Local anesthetic: 10-15ml
The ultrasound probe is initially placed on the external jugular vein about 3 cm above the clavicle, or scanning from the supraclavicular fossa to the side of the head.
Several circular hypoechoic structures arranged obliquely between the anterior and middle scalene muscles are the brachial plexus nerve roots or nerve trunks. Tracing the head to the transverse groove of the cervical spine can identify the source of the nerve roots or nerve trunks.
Supraclavicular approach
Indications: Surgical anesthesia and analgesia of the humerus, elbow, forearm and hand.
Position: supine or semi-sitting position, head turned to the opposite side, a small pillow can be placed under the shoulders.

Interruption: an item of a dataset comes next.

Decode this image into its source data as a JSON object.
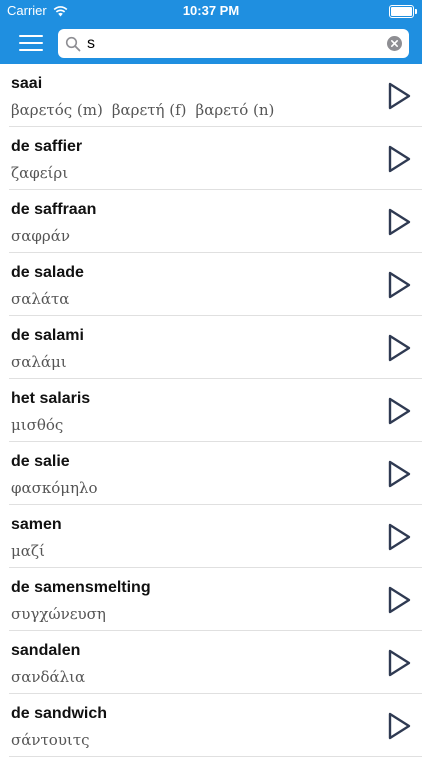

Block needle: 5cm&22G short bevel block needle
Ultrasound probe: high frequency linear array probe
Ultrasound technology: In-plane technology is often used to insert the needle from the outside to the inside, and the local anesthetic is injected into the brachial plexus sheath.
Local anesthetic: 20-25ml
The ultrasound probe is initially placed in the supraclavicular fossa and tilted caudally.

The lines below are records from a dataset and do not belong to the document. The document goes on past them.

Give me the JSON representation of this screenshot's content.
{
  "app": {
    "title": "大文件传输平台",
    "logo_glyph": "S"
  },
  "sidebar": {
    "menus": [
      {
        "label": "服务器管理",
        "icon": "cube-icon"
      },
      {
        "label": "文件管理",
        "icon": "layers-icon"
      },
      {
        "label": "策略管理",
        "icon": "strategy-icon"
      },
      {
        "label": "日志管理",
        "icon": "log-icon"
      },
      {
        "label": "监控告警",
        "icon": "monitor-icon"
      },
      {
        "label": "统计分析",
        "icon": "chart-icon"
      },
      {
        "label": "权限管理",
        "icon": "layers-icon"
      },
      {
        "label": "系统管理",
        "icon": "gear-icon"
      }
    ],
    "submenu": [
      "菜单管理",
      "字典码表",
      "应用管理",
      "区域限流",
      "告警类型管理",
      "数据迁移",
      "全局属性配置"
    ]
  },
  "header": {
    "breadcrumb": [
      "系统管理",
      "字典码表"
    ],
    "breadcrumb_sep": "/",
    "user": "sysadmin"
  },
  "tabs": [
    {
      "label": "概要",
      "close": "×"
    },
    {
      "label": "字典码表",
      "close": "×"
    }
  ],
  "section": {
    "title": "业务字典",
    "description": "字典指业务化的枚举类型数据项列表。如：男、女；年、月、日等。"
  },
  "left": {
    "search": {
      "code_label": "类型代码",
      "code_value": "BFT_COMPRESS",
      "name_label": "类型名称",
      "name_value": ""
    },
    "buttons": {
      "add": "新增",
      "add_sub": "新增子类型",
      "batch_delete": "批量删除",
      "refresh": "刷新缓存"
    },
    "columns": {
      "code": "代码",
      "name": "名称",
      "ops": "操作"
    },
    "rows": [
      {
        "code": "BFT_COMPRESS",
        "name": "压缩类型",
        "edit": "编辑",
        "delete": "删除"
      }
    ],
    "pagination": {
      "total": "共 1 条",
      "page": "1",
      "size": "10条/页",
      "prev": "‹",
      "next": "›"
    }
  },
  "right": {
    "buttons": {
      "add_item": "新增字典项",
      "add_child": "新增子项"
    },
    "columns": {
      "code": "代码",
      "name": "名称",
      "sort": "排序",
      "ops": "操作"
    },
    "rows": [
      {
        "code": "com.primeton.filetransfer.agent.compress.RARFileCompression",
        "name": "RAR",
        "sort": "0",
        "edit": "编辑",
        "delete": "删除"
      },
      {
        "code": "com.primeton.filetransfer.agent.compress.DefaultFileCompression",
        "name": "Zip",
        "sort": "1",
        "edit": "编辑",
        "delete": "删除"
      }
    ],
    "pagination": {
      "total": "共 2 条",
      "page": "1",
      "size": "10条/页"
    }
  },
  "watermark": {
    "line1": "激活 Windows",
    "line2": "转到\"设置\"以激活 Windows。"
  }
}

The upper and outer honeycomb structure of the subclavian artery is the assembled brachial plexus.
Subclavian approach
Indications: Surgical anesthesia and analgesia of the humerus, elbow, forearm and hand.
Position: Lie on your back with your upper arms abducted and your elbows flexed.
Block needle: 10cm&22G short bevel block needle
Ultrasound probe: high frequency linear array probe
Ultrasound technology: In-plane technology is often used to insert the needle from the head side to the caudal side, and out-of-plane technology can also be used. The local anesthetic is injected around the axillary artery in a U shape around the axillary artery.
Local anesthetic: 20-25ml
The sagittal plane next to the ultrasound probe was placed under the clavicle and inside the coracoid process, and the initial scan depth was set to 5 cm.
The pulsatile circular hypoechoic area under the pectoralis minor muscle is the axillary artery, and the honeycomb structure surrounding the axillary artery is the inner, outer and posterior bundles of the brachial plexus.
Axillary
Indications: Surgical anesthesia and analgesia for forearms and hands.
Position: Lie on your back with your upper arms abducted and your elbows flexed.
Block needle: 5cm&22G short bevel block needle
Ultrasound probe: high frequency linear array probe
Ultrasound technology: In-plane technology is often used to insert the needle from the outside, but also out-of-plane technology. The needle is inserted into the superficial and inner side of the axillary artery, and local anesthetic is injected to surround it. 4-5ml of local anesthetic alone blocks the musculocutaneous nerve.
Local anesthetic: 15-20ml
The ultrasound probe is placed perpendicular to the humerus at the intersection of the axillary pectoralis and biceps.
The median nerve, ulnar nerve, and radial nerve are scattered around the axillary artery in the axillary sheath, and the musculocutaneous nerve is in the coracobrachialis muscle.